China says it does not want to initiate a trade war with the US following Trump's decision to impose import tariffs on steel and aluminum. It, however, vows to defend its national interests amid American protectionism.
Zhong Shan, China's minister of commerce, said Sunday there would be "no winners in a trade war, and it would bring disaster to [China and the United States] as well as the rest of the world."
"China does not wish to fight a trade war, nor will China initiate a trade war, but we can handle any challenge and will resolutely defend the interests of our country and our people," Zhong said on the sidelines of China's annual parliamentary session in Beijing.
US President Donald Trump signed an order on Thursday that places new import tariffs on steel and aluminum. Set to come into effect in 15 days, the new policy includes exceptions for imports from Mexico and Canada.
Calling steelworkers the "backbone of America," Trump called steel vital to US national security. He added that foreign steel dumping was an "assault" that put US companies and factories out of business. He urged companies to buy American steel and thus avoid import tariffs.

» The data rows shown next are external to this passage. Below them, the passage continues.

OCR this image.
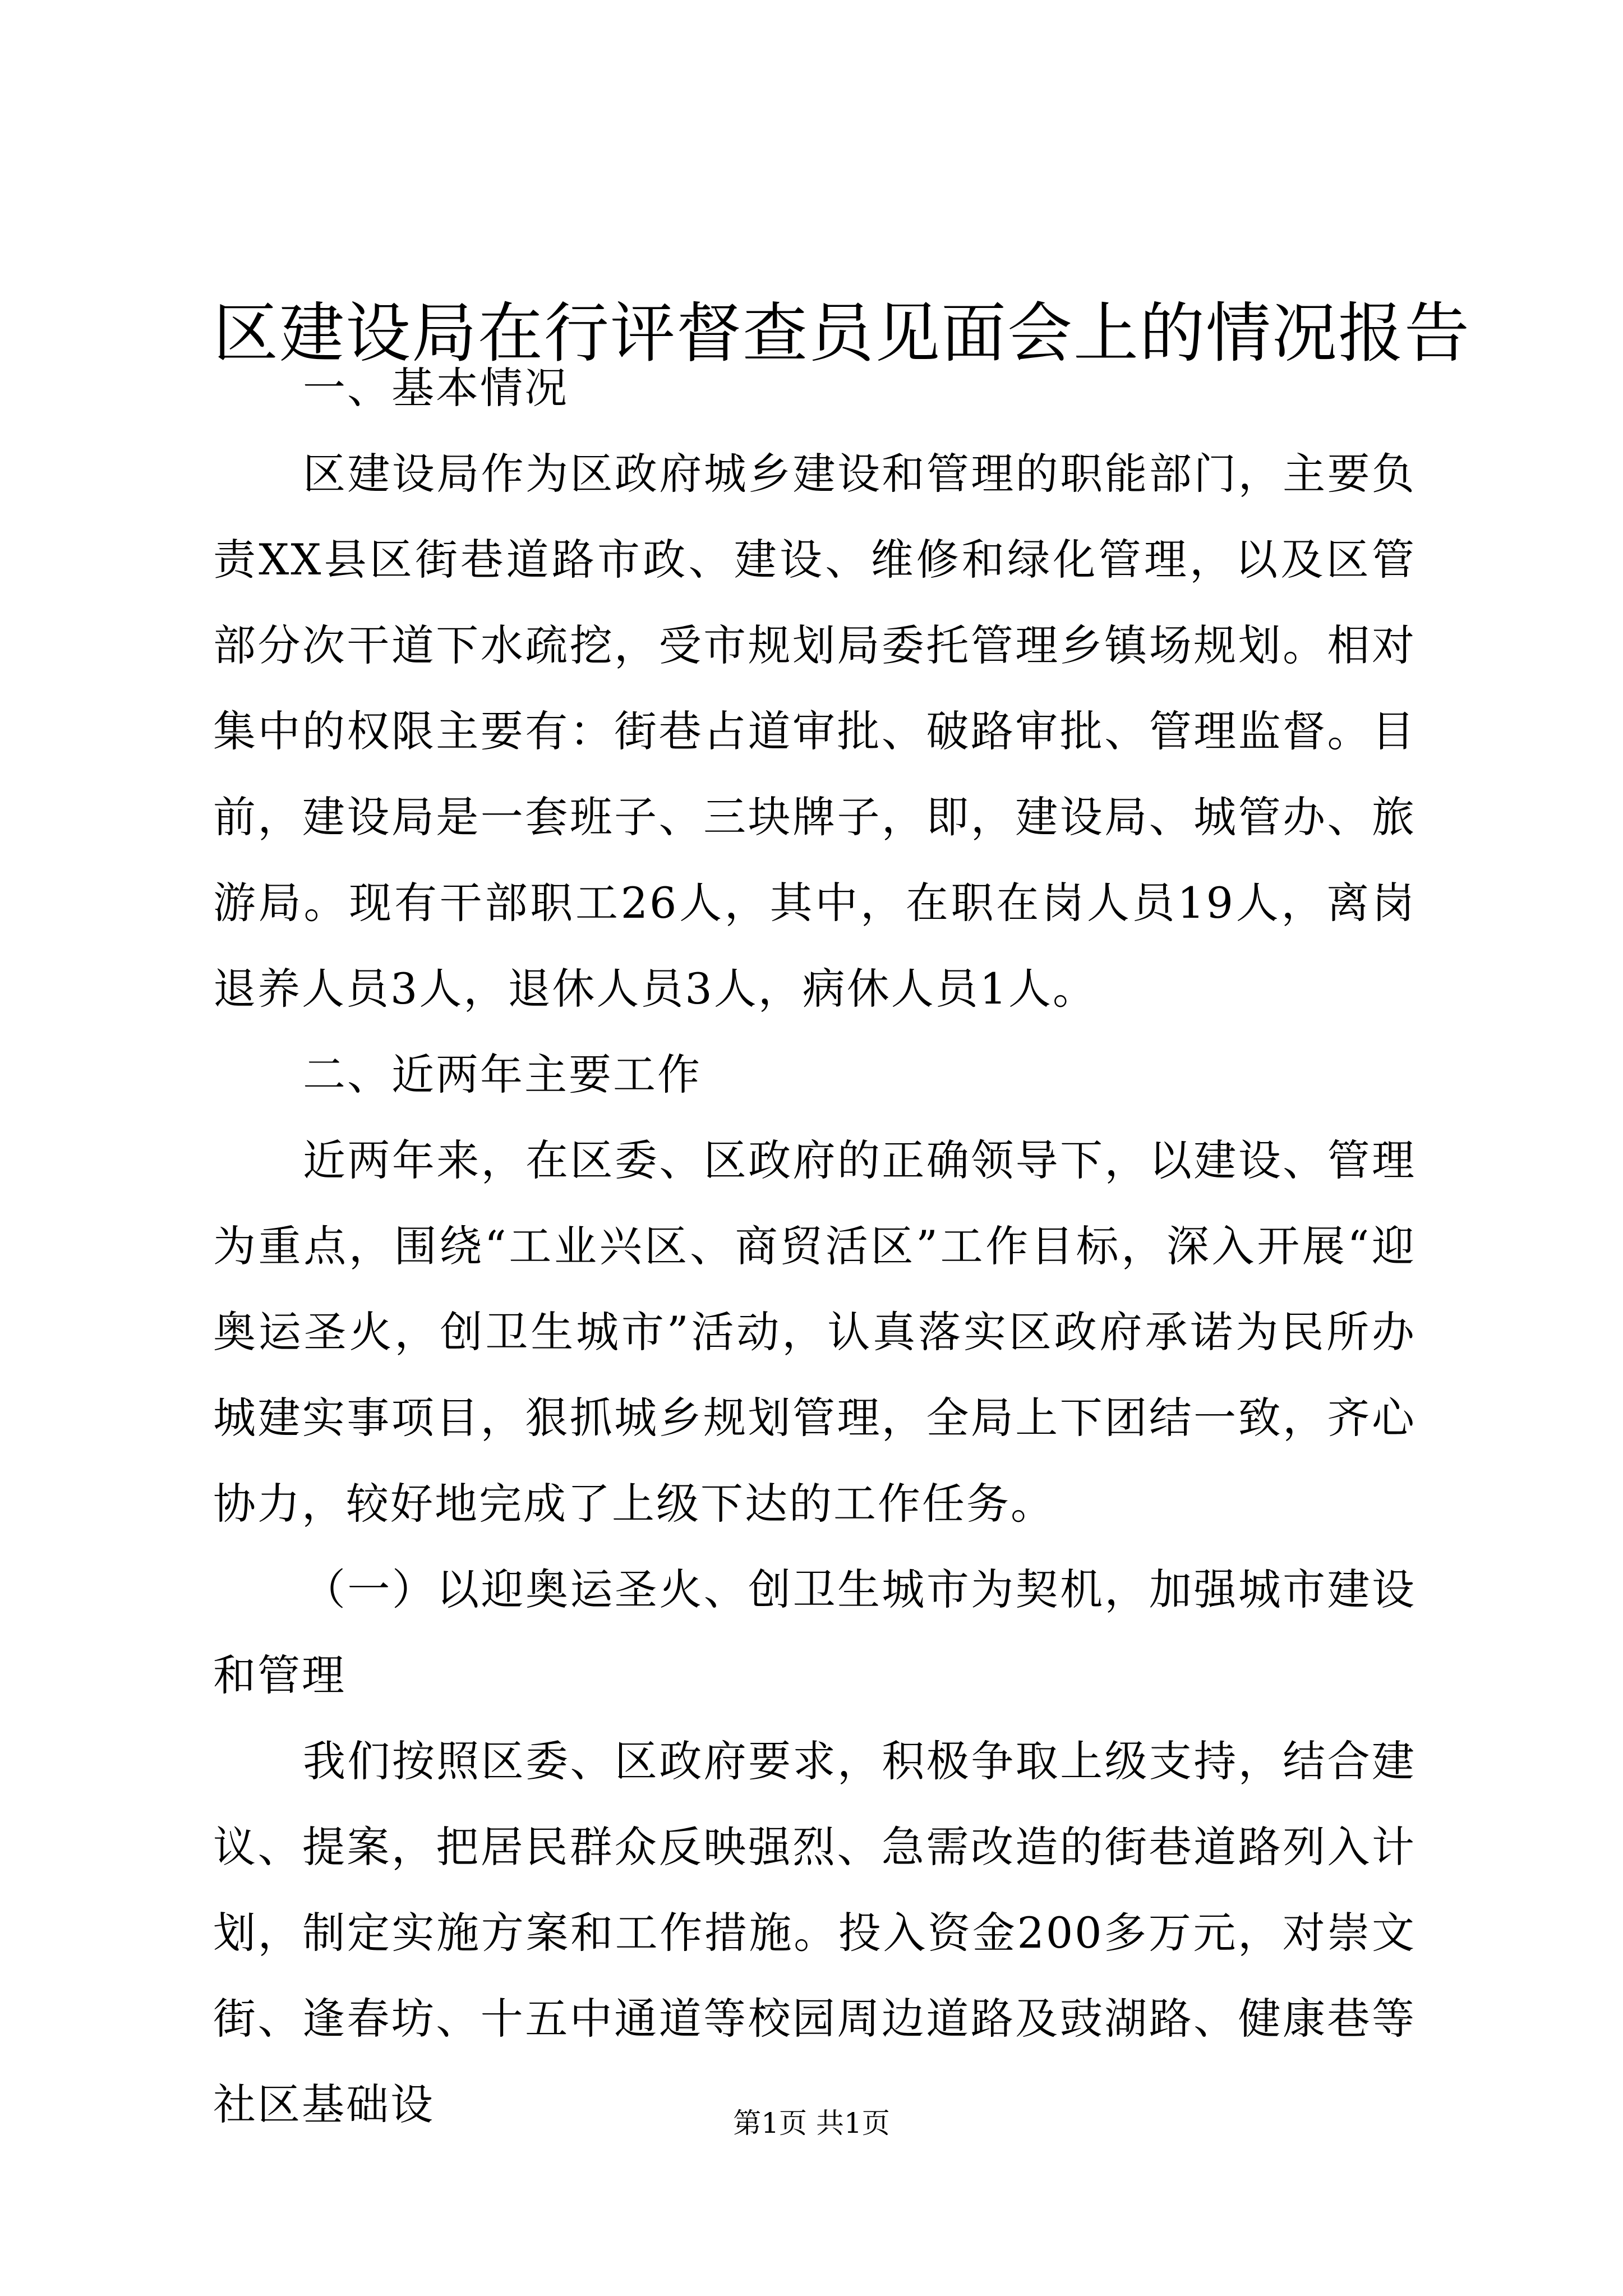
区建设局在行评督查员见面会上的情况报告

一、基本情况

区建设局作为区政府城乡建设和管理的职能部门，主要负责XX县区街巷道路市政、建设、维修和绿化管理，以及区管部分次干道下水疏挖，受市规划局委托管理乡镇场规划。相对集中的权限主要有：街巷占道审批、破路审批、管理监督。目前，建设局是一套班子、三块牌子，即，建设局、城管办、旅游局。现有干部职工26人，其中，在职在岗人员19人，离岗退养人员3人，退休人员3人，病休人员1人。

二、近两年主要工作

近两年来，在区委、区政府的正确领导下，以建设、管理为重点，围绕“工业兴区、商贸活区”工作目标，深入开展“迎奥运圣火，创卫生城市”活动，认真落实区政府承诺为民所办城建实事项目，狠抓城乡规划管理，全局上下团结一致，齐心协力，较好地完成了上级下达的工作任务。

（一）以迎奥运圣火、创卫生城市为契机，加强城市建设和管理

我们按照区委、区政府要求，积极争取上级支持，结合建议、提案，把居民群众反映强烈、急需改造的街巷道路列入计划，制定实施方案和工作措施。投入资金200多万元，对崇文街、逢春坊、十五中通道等校园周边道路及豉湖路、健康巷等社区基础设	第1页 共1页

The US purchased around 35 million tonnes of steel last year, which makes it the world's biggest importer of the raw material. South Korea, Japan, China and India accounted for 6.6 million tonnes of steel imports.

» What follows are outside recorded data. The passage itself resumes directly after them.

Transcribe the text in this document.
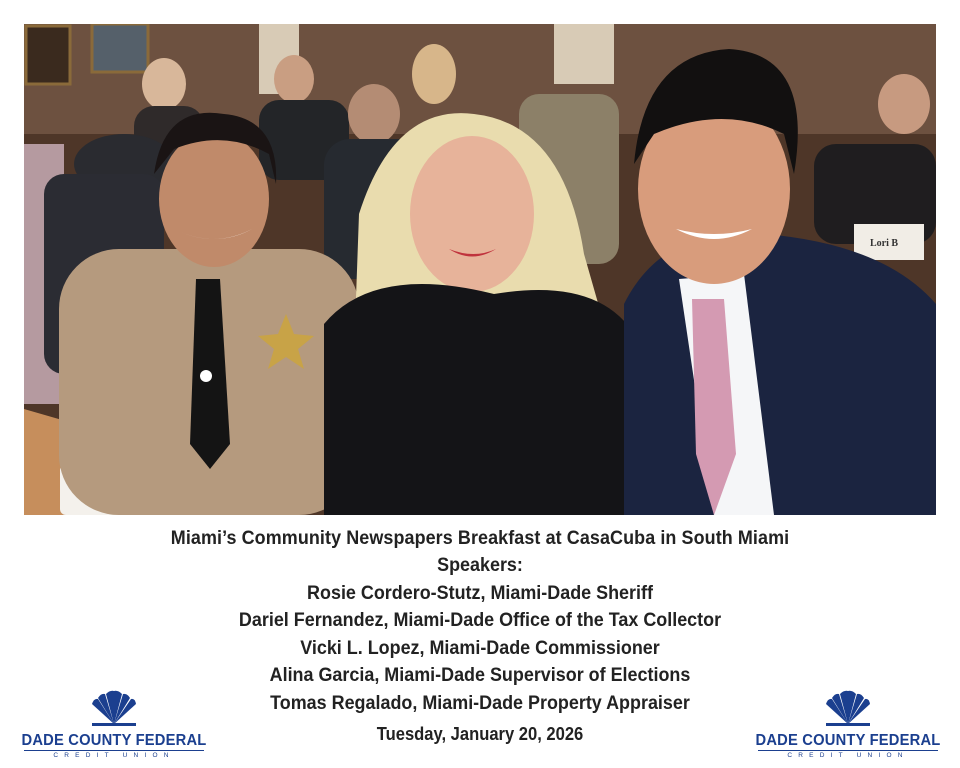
Lori B
Miami’s Community Newspapers Breakfast at CasaCuba in South Miami
Speakers:
Rosie Cordero-Stutz, Miami-Dade Sheriff
Dariel Fernandez, Miami-Dade Office of the Tax Collector
Vicki L. Lopez, Miami-Dade Commissioner
Alina Garcia, Miami-Dade Supervisor of Elections
Tomas Regalado, Miami-Dade Property Appraiser
Tuesday, January 20, 2026
DADE COUNTY FEDERAL
CREDIT UNION
DADE COUNTY FEDERAL
CREDIT UNION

Although the US does not import a large quantity of steel from China, the Asian country's unprecedented industry expansion in the past decade has added to global surpluses of steel, thus driving down metal prices.

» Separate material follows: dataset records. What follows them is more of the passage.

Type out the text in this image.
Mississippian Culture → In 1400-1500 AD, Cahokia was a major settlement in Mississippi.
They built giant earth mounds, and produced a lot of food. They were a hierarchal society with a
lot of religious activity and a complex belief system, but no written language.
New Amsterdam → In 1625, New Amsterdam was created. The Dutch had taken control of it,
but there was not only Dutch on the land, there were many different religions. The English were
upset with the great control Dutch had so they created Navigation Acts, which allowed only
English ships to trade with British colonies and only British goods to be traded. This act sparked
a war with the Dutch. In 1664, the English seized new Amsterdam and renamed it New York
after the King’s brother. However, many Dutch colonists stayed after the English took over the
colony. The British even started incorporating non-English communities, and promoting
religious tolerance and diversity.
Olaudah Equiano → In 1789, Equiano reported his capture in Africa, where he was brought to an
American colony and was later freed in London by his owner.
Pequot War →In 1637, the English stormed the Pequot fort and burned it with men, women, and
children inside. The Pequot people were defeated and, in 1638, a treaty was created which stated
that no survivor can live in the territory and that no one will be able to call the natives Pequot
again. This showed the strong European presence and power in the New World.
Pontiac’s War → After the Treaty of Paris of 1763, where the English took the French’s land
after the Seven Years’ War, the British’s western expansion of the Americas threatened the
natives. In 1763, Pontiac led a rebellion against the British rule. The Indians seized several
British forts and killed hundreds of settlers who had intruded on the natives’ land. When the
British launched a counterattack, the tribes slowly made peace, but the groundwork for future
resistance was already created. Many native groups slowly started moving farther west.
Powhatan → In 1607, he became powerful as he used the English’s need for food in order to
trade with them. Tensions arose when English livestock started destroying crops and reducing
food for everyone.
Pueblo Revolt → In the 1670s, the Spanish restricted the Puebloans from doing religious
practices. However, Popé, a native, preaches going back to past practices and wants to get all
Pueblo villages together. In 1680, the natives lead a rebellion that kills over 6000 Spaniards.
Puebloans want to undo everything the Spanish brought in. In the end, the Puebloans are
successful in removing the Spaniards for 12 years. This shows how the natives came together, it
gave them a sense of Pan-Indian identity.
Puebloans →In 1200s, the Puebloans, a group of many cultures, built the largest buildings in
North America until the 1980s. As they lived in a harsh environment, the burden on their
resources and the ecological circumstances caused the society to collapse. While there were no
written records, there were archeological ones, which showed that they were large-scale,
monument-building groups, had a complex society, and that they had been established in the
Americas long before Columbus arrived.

Last year, the US posted a $375 billion (€305 billion) deficit with China. But Commerce Minister Zhong Shang said the Trump administration was overstating the US trade deficit with China by about 20 percent annually. He instead blamed the imbalance on US controls over high-tech exports to China.
Beijing says Washington could reduce the trade deficit by allowing China to purchase advanced materials with military applications. The US government believes such sales would only marginally narrow the deficit and could put US national security under threat.